Being an outstanding physician and lifelong learner requires stoking the flames of clinical curiosity. In Chiefs’ Inquiry Corner (CIC) we attempt to succinctly answer actual clinical questions that have been raised on the wards and in the clinics of NYU’s teaching hospitals. Our answers are not meant to be all encompassing or practice changing but rather to serve as springboards for further exploration. For those of us with short attention spans, we hope CIC satisfies that craving for a morsel of knowledge in a digestible format.

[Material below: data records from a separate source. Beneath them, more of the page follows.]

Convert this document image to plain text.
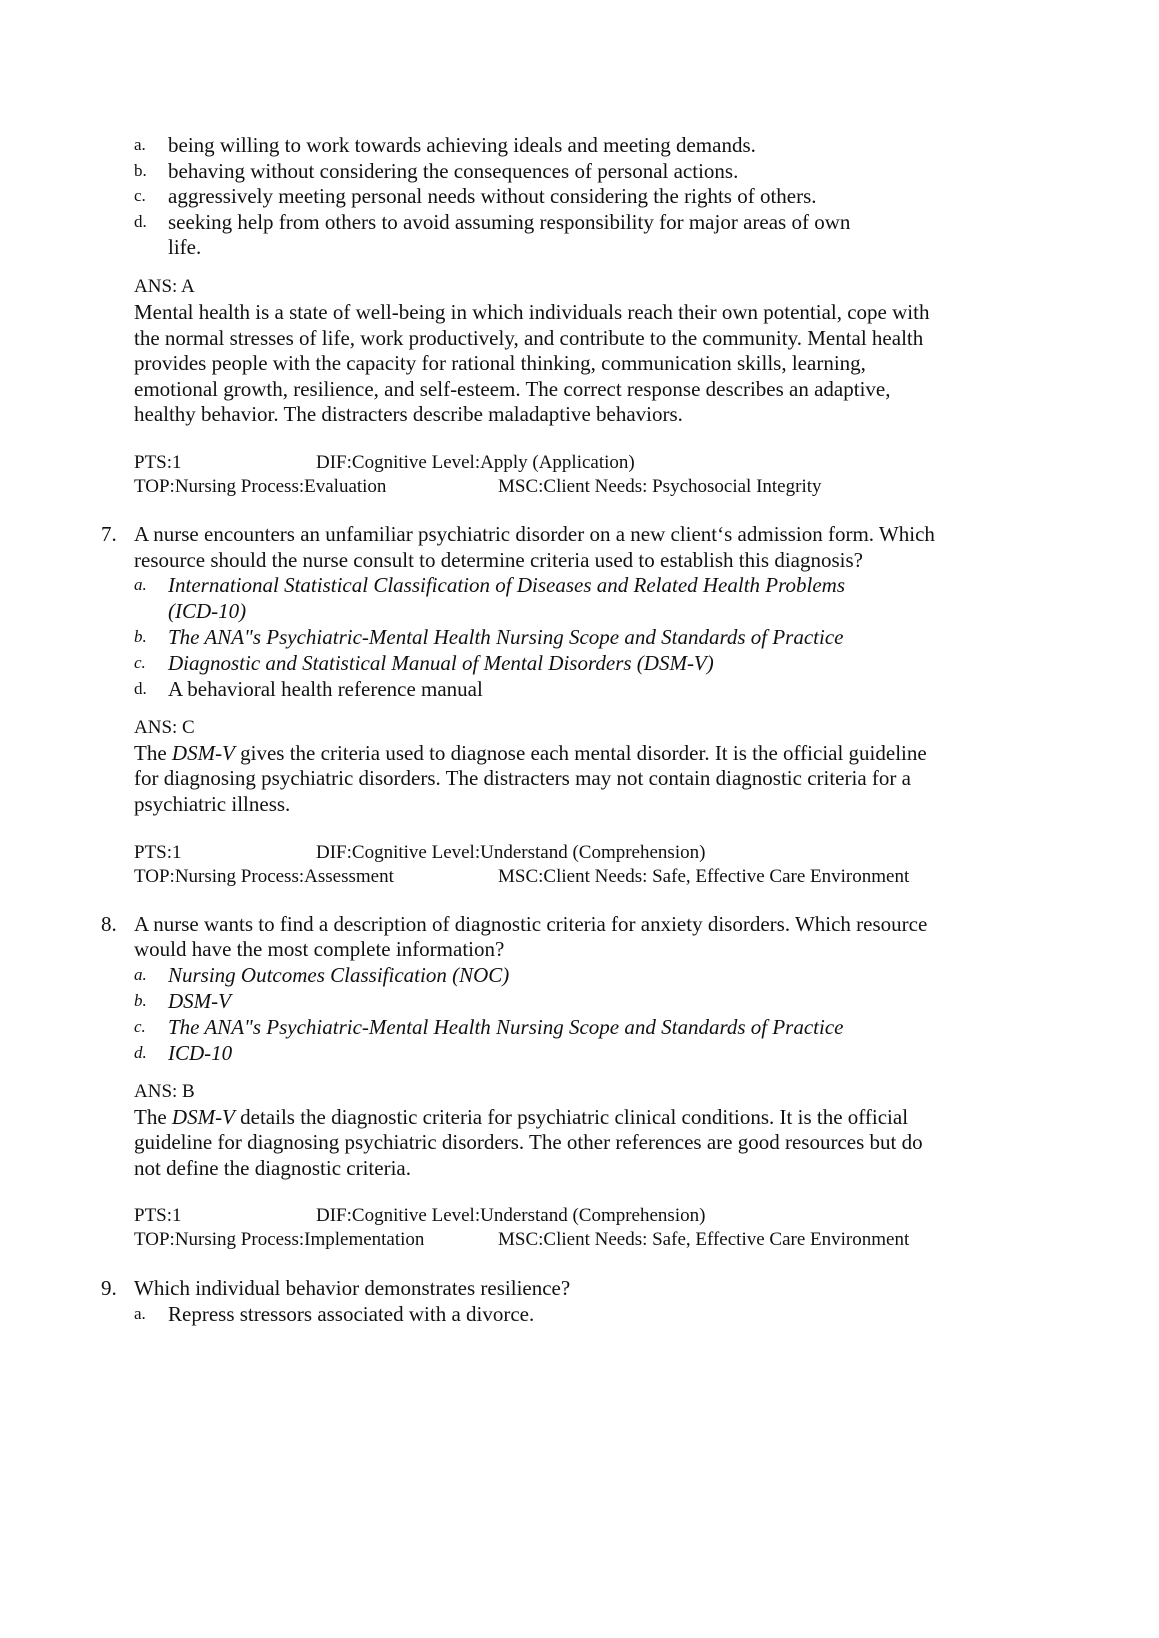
a. being willing to work towards achieving ideals and meeting demands.
b. behaving without considering the consequences of personal actions.
c. aggressively meeting personal needs without considering the rights of others.
d. seeking help from others to avoid assuming responsibility for major areas of own
life.
ANS: A
Mental health is a state of well-being in which individuals reach their own potential, cope with
the normal stresses of life, work productively, and contribute to the community. Mental health
provides people with the capacity for rational thinking, communication skills, learning,
emotional growth, resilience, and self-esteem. The correct response describes an adaptive,
healthy behavior. The distracters describe maladaptive behaviors.
PTS:1	DIF:Cognitive Level:Apply (Application)
TOP:Nursing Process:Evaluation	MSC:Client Needs: Psychosocial Integrity
7. A nurse encounters an unfamiliar psychiatric disorder on a new client‘s admission form. Which
resource should the nurse consult to determine criteria used to establish this diagnosis?
a. International Statistical Classification of Diseases and Related Health Problems
(ICD-10)
b. The ANA"s Psychiatric-Mental Health Nursing Scope and Standards of Practice
c. Diagnostic and Statistical Manual of Mental Disorders (DSM-V)
d. A behavioral health reference manual
ANS: C
The DSM-V gives the criteria used to diagnose each mental disorder. It is the official guideline
for diagnosing psychiatric disorders. The distracters may not contain diagnostic criteria for a
psychiatric illness.
PTS:1	DIF:Cognitive Level:Understand (Comprehension)
TOP:Nursing Process:Assessment	MSC:Client Needs: Safe, Effective Care Environment
8. A nurse wants to find a description of diagnostic criteria for anxiety disorders. Which resource
would have the most complete information?
a. Nursing Outcomes Classification (NOC)
b. DSM-V
c. The ANA"s Psychiatric-Mental Health Nursing Scope and Standards of Practice
d. ICD-10
ANS: B
The DSM-V details the diagnostic criteria for psychiatric clinical conditions. It is the official
guideline for diagnosing psychiatric disorders. The other references are good resources but do
not define the diagnostic criteria.
PTS:1	DIF:Cognitive Level:Understand (Comprehension)
TOP:Nursing Process:Implementation	MSC:Client Needs: Safe, Effective Care Environment
9. Which individual behavior demonstrates resilience?
a. Repress stressors associated with a divorce.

Click to toggle the answers!
A Cochrane review including 4122 patients from 14 studies found only a 4% absolute reduction in Boyarsky symptom score and no difference in peak urine flow in patients taking tamsulosin 0.8 mg versus those taking 0.4 mg. Further, patients taking the higher dose of tamsulosin more likely to discontinue tamsulosin due to adverse events
Fentanyl, a phenylpiperidine opioid (in the same class as meperidine, tramadol, and dextromethorphan), has been shown in case reports to induce serotonin syndrome. The mechanism is not entirely clear, but fentanyl may function as a weak serotonin reuptake inhibitor and also may enhance serotonin release. Thus in patients who develop signs of serotonin syndrome, clinicians must be vigilant in considering fentanyl as a culprit medication.
Antiphospholipid syndrome is an autoimmune disorder characterized by thrombotic events or adverse obstetrical events. The diagnosis is aided by testing for antibodies to cardiolipin and beta2-glycoprotein or a functional assay for lupus anticoagulant. However, in healthy blood donors, 10% test positive for cardiolipin antibodies, and 1% are positive for lupus anticoagulant. Moreover, certain drugs and infections have been shown to elevated antibody titers transiently. Thus, diagnosis of antiphospholipid syndrome requires the presence of clinical as well as laboratory criteria, with laboratory positivity demonstrated on two or more occasions at least 12 weeks apart.